I don’t make new year’s resolutions. It smacks too much of setting yourself up to fail and feeding lame jokes. I really don’t want any part of the mass sales of low fat cheese or spandex and lycra.
On the other hand, a new year does make me pause and look at my life. In retrospect 2012 was a year of waiting. There were a lot of big plans that were going to kick into gear after a low key first year of marriage. We were going to move toward buying a house and having children, have people over for dinner more often and spend more time practicing for the rifle match. Instead, the biggest thing that happened all year is I got diagnosed with Lyme disease.
Don’t get me wrong, it’s great to have diagnosis and therefore a treatment plan and be moving toward functioning like a normal human being.

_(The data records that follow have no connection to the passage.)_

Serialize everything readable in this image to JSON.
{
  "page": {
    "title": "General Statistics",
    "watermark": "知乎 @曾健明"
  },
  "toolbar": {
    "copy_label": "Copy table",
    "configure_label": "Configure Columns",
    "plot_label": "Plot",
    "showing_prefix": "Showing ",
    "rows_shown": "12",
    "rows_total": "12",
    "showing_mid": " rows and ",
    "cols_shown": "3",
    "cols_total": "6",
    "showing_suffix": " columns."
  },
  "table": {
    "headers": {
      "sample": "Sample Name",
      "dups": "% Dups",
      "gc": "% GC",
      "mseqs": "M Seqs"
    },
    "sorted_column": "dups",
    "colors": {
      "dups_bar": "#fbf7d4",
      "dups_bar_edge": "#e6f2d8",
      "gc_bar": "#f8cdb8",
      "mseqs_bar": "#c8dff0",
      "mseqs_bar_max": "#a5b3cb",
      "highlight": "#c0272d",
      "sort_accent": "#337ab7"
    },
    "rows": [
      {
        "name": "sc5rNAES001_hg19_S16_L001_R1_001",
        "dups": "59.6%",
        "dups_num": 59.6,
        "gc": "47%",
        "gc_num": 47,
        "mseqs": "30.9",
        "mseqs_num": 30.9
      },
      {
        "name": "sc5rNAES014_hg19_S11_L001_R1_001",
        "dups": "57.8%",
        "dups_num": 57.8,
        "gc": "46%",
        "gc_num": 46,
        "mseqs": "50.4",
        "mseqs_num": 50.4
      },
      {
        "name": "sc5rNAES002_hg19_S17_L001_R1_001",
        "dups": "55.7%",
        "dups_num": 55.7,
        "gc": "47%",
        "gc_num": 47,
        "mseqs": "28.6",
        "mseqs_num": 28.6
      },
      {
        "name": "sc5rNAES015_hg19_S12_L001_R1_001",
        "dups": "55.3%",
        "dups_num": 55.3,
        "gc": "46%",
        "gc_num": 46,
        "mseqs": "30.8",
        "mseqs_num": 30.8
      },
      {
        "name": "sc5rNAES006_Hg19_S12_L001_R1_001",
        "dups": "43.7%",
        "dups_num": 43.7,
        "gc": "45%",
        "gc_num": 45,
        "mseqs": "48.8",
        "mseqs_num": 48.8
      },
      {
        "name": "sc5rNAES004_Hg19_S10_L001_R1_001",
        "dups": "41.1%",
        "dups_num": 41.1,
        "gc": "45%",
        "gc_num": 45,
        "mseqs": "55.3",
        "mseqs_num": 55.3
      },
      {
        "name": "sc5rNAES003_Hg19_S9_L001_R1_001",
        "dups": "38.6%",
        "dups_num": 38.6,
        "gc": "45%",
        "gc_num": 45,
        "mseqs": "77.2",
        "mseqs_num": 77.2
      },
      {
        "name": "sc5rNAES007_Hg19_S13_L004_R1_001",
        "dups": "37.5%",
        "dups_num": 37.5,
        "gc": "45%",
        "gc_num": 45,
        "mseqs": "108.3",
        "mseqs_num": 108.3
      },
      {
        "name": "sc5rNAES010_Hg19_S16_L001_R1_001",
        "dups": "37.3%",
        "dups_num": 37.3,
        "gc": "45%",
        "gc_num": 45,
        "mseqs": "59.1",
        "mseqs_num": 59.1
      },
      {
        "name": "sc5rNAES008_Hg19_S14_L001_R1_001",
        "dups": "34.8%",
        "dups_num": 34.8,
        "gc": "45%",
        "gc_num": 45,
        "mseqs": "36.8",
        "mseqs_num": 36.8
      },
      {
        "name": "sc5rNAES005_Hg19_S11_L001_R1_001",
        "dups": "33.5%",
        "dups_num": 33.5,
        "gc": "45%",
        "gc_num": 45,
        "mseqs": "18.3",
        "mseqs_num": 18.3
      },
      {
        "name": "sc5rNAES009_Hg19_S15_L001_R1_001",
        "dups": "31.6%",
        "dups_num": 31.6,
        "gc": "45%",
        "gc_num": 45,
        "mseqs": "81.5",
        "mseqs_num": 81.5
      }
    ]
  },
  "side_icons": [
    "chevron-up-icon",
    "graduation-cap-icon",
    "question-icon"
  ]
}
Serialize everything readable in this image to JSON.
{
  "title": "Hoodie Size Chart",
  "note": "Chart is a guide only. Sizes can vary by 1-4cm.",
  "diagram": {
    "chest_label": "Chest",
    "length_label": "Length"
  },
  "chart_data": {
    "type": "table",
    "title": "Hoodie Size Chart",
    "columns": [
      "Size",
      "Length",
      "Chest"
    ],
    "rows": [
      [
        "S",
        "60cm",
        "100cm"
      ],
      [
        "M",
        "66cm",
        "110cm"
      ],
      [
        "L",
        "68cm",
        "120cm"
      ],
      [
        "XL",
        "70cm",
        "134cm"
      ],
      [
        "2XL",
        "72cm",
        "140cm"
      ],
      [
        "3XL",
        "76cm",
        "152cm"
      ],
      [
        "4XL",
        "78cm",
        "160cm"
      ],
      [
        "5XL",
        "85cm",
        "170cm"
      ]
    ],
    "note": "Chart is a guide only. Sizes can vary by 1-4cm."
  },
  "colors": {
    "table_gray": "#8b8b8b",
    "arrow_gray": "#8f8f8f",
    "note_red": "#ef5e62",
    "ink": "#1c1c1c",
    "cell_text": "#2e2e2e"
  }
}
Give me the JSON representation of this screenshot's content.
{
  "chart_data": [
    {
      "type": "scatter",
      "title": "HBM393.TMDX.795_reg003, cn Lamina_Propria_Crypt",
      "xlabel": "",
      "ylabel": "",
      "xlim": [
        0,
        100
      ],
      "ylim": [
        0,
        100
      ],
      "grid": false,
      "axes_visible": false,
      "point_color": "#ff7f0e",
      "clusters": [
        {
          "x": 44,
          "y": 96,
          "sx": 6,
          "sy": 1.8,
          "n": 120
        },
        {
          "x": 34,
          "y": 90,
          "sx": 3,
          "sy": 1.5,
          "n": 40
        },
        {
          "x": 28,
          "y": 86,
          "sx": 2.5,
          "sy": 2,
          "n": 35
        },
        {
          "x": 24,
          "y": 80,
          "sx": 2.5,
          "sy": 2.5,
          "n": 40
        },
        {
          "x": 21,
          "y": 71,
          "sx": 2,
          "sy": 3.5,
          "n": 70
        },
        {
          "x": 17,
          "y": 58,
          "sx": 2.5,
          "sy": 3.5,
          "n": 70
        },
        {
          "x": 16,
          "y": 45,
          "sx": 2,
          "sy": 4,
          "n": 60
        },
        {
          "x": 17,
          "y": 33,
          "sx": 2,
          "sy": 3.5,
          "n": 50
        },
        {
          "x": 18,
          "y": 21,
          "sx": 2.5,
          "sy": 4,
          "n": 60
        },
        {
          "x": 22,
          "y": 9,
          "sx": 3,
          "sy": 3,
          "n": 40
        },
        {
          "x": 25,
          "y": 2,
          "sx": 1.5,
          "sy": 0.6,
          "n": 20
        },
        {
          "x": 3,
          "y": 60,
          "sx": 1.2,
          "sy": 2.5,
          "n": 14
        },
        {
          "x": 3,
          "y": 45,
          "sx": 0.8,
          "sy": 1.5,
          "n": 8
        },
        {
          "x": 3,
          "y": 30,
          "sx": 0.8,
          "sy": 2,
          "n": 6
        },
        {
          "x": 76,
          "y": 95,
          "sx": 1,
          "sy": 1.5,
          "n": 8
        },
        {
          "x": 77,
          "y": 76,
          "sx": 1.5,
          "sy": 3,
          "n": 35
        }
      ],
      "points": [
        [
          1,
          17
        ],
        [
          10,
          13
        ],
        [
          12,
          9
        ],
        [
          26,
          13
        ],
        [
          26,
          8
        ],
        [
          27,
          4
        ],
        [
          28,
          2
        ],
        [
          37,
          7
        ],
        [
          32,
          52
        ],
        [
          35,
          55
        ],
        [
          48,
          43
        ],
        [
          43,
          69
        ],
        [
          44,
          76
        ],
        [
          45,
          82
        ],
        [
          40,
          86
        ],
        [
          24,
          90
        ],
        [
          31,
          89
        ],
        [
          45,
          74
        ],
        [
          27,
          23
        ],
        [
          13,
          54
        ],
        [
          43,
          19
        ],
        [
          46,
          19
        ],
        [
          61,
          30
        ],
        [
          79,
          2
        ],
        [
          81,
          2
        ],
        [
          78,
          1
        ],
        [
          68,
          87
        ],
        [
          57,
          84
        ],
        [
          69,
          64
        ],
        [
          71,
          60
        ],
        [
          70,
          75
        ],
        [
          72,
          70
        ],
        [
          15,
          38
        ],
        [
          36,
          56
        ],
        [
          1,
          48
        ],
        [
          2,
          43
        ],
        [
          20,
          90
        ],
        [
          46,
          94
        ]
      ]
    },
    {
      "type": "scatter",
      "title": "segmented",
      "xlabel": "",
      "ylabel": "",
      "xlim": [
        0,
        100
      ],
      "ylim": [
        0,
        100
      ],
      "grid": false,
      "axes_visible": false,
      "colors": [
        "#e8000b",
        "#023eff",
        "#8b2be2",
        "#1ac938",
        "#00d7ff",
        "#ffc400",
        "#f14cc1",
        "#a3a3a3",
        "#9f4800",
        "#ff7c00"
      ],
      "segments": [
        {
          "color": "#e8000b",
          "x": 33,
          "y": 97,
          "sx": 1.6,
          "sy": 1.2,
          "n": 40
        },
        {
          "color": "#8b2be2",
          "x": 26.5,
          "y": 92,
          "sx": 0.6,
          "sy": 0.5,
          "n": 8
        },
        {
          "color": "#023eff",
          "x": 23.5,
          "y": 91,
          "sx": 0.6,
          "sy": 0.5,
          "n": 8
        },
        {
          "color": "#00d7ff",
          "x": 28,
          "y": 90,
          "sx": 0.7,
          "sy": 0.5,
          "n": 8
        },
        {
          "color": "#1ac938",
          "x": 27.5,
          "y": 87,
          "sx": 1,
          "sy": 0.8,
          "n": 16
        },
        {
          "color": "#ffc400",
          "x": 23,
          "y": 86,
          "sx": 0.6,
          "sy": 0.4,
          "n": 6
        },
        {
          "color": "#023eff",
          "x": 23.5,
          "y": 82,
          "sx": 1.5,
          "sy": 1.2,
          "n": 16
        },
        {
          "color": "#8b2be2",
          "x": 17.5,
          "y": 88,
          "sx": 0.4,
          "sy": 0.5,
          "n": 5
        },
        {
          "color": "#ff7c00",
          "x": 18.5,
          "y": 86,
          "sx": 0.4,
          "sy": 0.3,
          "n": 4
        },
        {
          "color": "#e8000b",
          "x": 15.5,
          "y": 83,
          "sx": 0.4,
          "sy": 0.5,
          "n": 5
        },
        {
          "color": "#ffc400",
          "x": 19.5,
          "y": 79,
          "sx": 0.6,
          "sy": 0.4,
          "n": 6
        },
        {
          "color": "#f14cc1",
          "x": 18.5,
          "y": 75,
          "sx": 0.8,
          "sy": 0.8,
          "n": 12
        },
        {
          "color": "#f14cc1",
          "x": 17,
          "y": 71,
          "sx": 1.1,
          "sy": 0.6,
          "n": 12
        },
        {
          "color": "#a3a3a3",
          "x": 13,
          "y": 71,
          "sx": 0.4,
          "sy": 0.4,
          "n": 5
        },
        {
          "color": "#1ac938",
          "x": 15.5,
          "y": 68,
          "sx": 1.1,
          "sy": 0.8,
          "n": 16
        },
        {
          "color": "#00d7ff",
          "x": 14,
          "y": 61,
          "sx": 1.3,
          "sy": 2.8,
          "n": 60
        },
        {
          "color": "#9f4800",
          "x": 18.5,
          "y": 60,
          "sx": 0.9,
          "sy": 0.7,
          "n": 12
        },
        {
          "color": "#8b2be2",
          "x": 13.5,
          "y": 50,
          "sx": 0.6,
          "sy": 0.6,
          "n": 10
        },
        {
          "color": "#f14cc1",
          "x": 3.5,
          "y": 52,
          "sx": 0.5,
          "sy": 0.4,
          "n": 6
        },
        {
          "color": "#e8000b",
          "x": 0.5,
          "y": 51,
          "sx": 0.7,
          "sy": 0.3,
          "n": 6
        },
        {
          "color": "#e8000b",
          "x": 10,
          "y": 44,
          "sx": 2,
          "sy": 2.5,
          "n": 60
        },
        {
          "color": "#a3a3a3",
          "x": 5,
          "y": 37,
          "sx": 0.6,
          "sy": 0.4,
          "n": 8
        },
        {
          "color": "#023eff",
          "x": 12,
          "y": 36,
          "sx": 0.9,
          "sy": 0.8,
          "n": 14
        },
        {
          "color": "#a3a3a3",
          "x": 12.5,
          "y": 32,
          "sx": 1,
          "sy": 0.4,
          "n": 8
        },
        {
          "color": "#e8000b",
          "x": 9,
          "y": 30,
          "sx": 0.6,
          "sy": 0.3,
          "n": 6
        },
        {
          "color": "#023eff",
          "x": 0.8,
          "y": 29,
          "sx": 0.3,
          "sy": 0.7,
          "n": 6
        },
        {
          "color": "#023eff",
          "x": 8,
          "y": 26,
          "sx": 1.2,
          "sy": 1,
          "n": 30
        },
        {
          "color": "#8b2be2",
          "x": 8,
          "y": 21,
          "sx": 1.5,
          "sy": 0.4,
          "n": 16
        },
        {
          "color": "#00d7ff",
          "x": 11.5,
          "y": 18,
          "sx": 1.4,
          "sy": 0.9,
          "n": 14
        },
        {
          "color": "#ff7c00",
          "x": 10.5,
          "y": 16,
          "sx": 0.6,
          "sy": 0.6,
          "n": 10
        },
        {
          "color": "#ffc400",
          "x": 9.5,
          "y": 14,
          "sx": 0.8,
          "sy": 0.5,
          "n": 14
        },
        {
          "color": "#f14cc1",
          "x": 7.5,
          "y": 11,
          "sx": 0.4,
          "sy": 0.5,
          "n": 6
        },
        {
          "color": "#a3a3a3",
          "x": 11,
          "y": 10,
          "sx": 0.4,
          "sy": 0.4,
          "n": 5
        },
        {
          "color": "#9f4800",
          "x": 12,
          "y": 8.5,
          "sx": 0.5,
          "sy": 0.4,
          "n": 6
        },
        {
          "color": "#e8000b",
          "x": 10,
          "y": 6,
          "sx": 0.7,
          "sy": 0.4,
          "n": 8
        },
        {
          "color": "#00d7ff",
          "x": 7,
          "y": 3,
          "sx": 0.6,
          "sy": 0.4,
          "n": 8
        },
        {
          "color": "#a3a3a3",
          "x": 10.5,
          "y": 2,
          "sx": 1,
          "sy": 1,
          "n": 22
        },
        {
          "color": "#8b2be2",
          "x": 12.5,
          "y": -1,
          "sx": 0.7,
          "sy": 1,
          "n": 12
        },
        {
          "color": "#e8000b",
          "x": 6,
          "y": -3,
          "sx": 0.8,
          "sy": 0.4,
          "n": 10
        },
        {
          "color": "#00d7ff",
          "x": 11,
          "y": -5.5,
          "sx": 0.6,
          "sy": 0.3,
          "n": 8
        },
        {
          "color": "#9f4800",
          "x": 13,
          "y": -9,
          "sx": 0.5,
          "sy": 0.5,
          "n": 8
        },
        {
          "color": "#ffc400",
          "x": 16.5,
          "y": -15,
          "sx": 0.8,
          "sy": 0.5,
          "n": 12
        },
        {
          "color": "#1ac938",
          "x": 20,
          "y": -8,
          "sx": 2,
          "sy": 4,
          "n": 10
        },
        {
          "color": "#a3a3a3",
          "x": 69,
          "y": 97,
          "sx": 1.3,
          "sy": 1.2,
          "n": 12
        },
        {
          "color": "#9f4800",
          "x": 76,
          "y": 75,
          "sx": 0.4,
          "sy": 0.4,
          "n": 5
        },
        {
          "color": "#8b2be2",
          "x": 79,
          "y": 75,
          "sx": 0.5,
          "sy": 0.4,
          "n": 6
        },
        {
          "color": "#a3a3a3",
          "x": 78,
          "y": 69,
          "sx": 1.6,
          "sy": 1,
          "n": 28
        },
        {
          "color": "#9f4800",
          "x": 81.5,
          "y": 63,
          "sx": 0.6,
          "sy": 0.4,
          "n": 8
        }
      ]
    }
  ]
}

But getting diagnosed with Lyme wasn’t exactly on my bucket list, you know?
God looked at all our big plans and said ‘not yet’. I’m used to that, but I’m still not good at figuring out what I’m supposed to be doing while I wait.
Since January first I’ve made several lists of things I want to get done this year, tried to narrow them down to a small focus that can actually be accomplished, and gotten distracted by how many cool ideas I’d like to follow up on. I’ve started reading books on productivity and gotten stumped on what my area of impact actually is.
And suddenly I decided I want to be a writer.
I’ve known this since I was twelve, but I’ve never really followed up on it. I had the lightbulb explosion many years ago of being told that I am already a writer, and I’ve written enough haiku to fill a small book (if I’d ever actually collected all the good ones and published it…) , but I’ve never stuck with one project for more than a few weeks.
I’m not entirely sure what this looks like now, or where exactly it falls on that priority list I’ve constructed, but I know it’s gotten bumped up a few notches. We’ll see what happens with that…
And I still don’t know what my area of impact is.